La risarcibilità del danno da discriminazione è, nello specifico, regolamentata dall’art. 17 della Direttiva 2000/78/CE; oltre che dall’art. 44, comma 7, D.Lgs.n.286/1998 e dall’art. 28, commi da 5 a 7, del D. Lgs.n.150/2011. Sul punto relativo alla corretta quantificazione e conseguente liquidazione del danno da discriminazione, va rilevato che (come l’art. 15 Direttiva 2000/43, anche) l’art. 17 Direttiva 2000/78 sancisce che la misura del risarcimento dei danni originante dalla condotta discriminatoria debba essere tale che il ristoro garantito al lavoratore discriminato risulti effettivo, proporzionato e connotato da una componente sanzionatoria di dissuasività intesa ad evitare la perpetrazione della condotta discriminante.
Ciò significa, dunque, che il risarcimento del danno da discriminazione, oltre ad esercitare una funzione reintegratoria del pregiudizio subito dal soggetto discriminato (tale da consentire il ripristino dello status quo ante pregiudicato dalla condotta: effettività), abbia altresì una funzione eminentemente sanzionatoria, volta ad evitare che il soggetto discriminante ponga in essere ulteriori comportamenti suscettibili di integrare un’oggettiva disparità di trattamento.
E così si legge nel provvedimento del Giudice del Lavoro del Tribunale di Latina: sulla scorta di tali osservazioni, non può revocarsi in dubbio che, stigmatizzando il carattere di sanzione (di cui il risarcimento del danno da discriminazione si correda), vada operata una liquidazione dello stesso tenendo anche conto dei principi generali dettati in materia sanzionatoria dalla normativa interna, non sussistendo, allo stato attuale, né normative di dettaglio sulla corretta quantificazione del danno da discriminazione, né giurisprudenza univoca sul punto. A tal uopo, viene in evidenza, in particolar modo, il dettato dell’art. 11 della L. 689/1981, disciplinante i criteri da adottare nella liquidazione delle sanzioni a carattere pecuniario.

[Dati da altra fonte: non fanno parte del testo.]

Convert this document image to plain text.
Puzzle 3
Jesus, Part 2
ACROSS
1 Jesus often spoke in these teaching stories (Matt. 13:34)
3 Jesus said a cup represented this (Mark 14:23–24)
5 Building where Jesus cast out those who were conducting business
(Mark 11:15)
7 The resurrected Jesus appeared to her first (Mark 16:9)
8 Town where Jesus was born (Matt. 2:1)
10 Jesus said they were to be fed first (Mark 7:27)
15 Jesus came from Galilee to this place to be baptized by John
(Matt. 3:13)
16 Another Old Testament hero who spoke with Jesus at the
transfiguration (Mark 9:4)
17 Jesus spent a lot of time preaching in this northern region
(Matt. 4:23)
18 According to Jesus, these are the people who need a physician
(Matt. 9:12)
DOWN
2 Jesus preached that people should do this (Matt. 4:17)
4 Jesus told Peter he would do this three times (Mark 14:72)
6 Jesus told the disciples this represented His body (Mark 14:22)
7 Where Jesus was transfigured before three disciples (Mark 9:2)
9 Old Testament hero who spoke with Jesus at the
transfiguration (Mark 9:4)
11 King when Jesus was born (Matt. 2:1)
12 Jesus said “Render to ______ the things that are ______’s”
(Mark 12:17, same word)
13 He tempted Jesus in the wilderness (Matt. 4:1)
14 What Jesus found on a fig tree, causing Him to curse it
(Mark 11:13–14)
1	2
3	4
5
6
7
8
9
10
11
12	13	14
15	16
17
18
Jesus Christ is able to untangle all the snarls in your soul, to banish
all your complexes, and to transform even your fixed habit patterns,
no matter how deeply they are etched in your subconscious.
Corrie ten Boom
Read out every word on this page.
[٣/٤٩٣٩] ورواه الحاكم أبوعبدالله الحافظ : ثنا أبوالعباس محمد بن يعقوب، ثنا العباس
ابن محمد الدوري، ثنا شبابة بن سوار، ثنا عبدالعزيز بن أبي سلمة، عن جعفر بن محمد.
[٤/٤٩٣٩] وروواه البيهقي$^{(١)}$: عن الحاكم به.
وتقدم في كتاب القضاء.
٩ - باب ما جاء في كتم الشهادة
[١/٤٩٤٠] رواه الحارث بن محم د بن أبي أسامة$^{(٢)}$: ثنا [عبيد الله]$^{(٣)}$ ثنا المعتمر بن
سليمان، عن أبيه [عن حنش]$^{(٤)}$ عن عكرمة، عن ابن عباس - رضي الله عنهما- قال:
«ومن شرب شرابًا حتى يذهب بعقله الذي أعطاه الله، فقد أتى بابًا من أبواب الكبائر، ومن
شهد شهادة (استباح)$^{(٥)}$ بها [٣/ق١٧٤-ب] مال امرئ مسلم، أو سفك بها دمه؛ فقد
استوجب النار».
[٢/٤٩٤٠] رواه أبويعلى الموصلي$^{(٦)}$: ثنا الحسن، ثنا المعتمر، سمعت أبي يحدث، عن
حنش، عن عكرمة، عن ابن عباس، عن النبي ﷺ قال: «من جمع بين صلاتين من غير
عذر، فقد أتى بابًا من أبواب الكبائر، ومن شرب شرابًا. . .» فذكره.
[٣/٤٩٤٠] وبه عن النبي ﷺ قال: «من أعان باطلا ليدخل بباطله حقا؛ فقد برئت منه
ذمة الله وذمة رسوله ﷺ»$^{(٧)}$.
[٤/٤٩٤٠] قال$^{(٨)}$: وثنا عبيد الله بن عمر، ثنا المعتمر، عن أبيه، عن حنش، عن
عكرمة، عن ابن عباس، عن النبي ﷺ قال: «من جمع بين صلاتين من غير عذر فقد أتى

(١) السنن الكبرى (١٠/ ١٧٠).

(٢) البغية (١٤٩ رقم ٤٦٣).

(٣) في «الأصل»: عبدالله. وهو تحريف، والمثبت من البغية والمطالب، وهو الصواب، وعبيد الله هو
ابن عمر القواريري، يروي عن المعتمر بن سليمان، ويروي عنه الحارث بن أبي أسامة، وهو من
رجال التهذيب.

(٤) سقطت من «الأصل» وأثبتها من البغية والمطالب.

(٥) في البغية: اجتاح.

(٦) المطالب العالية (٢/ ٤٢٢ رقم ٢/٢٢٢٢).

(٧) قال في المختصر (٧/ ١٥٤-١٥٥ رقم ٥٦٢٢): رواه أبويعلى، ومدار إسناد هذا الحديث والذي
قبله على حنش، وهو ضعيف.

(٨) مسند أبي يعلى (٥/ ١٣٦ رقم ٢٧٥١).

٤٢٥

Dunque, un risultato davvero importante sia per i diritti dei lavoratori in condizioni di grave disabilità sul tema degli “accomodamenti ragionevoli” sia per quanto concerne la innovativa pronuncia sui danni derivanti da discriminazione. Un caso unico ancora in provincia di Latina ma anche a livelli più ampi, essendoci soltanto altri 2 casi analoghi a livello nazionale.
Il richiamo all’applicazione dell’art.11 della L.n.689/1981 inizia a ricevere piena condivisione nelle aule di Tribunale e si è dinanzi ad una svolta epocale, a distanza di 22 anni dall’entrata in vigore del d.lgs.n.216/2003 e di 14 anni dall’entrata in vigore del d.lgs.n.150/2011.
La tutela delle disabilità sul posto di lavoro è attenzionata da anni con una rilevanza particolare; l’Italia ha subito procedure d’infrazione da parte della Commissione Europea; la Commissione Europea ha ribadito in più provvedimenti, sin dal 2010, che spetta agli Stati membri della Comunità Europea garantire l’occupazione delle persone con disabilità. A suo tempo il livello di disoccupazione delle persone con disabilità in Italia era due volte maggiore rispetto a quello di altri Paesi; i diritti dei cittadini con disabilità stentano ancora ad essere riconosciuti ed è anche nelle aule di tribunale che si tenta di “costruire” le fondamenta di una tutela ormai indifferibile ed indispensabile per una migliore società civile.
Tentativi normativi sono in atto per l’abbattimento di tutte le forme di discriminazione, diretta ed indiretta, ma manca ancora una cultura sociale forte, reale, profonda sia nei cittadini sia nelle Istituzioni, il che è anche molto più grave e preoccupante. Il progresso dell’umanità rimane ancora affidato agli Operatori del Diritto, Avvocati e Giudici, di ogni ordine e grado.